- Improve my knowledge and skills as a systems architect;
- Monolith to “smaller services” journey.
- MLOps definition;
- Acquire machine learning knowledge;
- Explore the main differences between machine learning development and software development.
- Improve my coding and testing skills.
- Improve my Google Cloud Platform (GCP) knowledge;
- Improve my Amazon Web Services (AWS knowledge;
- Get certification in one of the cloud providers.
- Acquire and evolve my knowledge of the Kubernetes platform.
- Improve my knowledge of how to build a monitoring platform: logs, metrics, and tracing.
DevOpsDays Portugal 2020 edition
- Organize the second DevOpsDays Portugal conference.
- Read at least 5 books.
- Write at least 3 posts.
New year in a new company with a lot of new things to learn. The main topic is Machine Learning since it’s the core discipline of Deeper Insights, my new company.
I improved my knowledge of systems architecting since this year’s work included:
- Breaking a monolith into smaller services. Of course, it was the first step of a long journey due to the size and complexity of the monolith.
- Creating new systems from scratch.
In order to do a good job as an Operations Engineer, it was important to acquire knowledge about Machine Learning since my mission was to support Data Scientists in developing, delivering, and supporting ML models. The main learnings were:
- Understand the ML model lifecycle: train, build, deploy and monitor;
- Identify the main difference between ML development and (classical) software development.
- Understand the Data Scientist dialect in order to talk the same language.

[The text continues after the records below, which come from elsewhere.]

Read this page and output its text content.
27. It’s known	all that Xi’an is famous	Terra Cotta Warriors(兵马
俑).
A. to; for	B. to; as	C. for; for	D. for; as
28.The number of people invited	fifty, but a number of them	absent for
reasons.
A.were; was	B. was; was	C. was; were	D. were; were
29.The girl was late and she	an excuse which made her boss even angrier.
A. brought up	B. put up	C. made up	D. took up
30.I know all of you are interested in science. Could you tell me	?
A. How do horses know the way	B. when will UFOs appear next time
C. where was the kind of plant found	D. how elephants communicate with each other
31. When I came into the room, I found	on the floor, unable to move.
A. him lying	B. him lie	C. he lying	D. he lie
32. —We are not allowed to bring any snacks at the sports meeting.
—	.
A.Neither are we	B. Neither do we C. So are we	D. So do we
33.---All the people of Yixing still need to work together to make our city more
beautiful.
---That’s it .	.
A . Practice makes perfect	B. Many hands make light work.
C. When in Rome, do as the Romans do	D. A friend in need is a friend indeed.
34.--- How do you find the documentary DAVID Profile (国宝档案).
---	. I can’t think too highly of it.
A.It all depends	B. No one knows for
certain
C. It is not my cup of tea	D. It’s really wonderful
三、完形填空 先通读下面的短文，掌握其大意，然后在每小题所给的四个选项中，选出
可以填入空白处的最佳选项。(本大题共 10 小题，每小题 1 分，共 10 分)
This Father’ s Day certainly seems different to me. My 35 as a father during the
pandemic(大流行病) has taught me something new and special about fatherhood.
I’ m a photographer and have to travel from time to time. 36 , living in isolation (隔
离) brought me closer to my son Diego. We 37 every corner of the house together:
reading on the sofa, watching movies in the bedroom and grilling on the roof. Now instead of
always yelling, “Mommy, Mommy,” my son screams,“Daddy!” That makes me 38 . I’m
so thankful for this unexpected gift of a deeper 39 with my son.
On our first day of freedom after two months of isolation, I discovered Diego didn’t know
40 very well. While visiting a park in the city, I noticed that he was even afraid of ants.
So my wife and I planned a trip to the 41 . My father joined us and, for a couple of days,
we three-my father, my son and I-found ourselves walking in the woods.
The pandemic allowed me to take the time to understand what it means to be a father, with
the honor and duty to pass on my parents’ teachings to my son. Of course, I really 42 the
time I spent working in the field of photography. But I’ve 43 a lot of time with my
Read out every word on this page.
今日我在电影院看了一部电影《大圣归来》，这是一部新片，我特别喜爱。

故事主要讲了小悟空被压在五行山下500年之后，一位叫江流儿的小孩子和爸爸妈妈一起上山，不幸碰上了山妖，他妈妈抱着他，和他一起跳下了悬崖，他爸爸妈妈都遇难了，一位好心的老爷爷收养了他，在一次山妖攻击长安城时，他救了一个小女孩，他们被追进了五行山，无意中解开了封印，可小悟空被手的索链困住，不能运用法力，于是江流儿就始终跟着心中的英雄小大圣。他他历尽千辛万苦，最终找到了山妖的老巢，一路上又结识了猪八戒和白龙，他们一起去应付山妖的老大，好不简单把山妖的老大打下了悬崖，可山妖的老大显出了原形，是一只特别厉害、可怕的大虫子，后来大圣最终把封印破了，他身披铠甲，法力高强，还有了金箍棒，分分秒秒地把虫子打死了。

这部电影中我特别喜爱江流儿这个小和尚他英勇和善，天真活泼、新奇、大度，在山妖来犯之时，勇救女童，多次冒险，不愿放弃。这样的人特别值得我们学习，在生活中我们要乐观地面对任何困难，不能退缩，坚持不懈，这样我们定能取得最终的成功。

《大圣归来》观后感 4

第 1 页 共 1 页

Since Python was the official programming language used by the company, it wasn’t difficult to adopt Python in the context of Operations. So, I can’t say that I’m a good developer but I improved my Python skills enough to not make mad at other people who review my code.
My daily work included creating and managing resources on AWS and GCP and that allowed me to improve my knowledge of both cloud providers. However, I wasn’t able to reserve time to prepare and get a certification from at least one of the providers.
Being containerizing the applications as the default option, and Kubernetes as the orchestration platform I acquired and develop a good knowledge of the platform setup, configuration, and utilization.
Before starting to build a monitoring platform the question why build a monitoring platform instead of buying one? needs to be answered. From experience, there isn’t a monitoring tool that you can buy and cover all your company’s use cases. In all companies that I have worked for so far, multiple monitoring tools were used.
The next step was to define the monitoring platform components, where the plan was to support logs, metrics, and tracing. While reading the book Practical Monitoring I learned that when building a monitoring platform the best approach to it is to adopt the user perspective. Normally, a user makes the following questions:
- Is the system online?
- Is the system working as expected?
So, the plan was to implement the monitoring components in the following order:
- Healthcheck: Is the system or application up?
- Metrics: Is the system or application presenting the expected behavior?
- Logs: What’s the system or application doing?
- Tracing: Allows to know the full story regarding a request.
During this year different tools were tested for the different components.
DevOpsDays Portugal 2020 edition
The 2022 edition was canceled due to COVID-19.
I was able to read 18 books in 2020.
I only published 2 posts. This is definitely something to improve.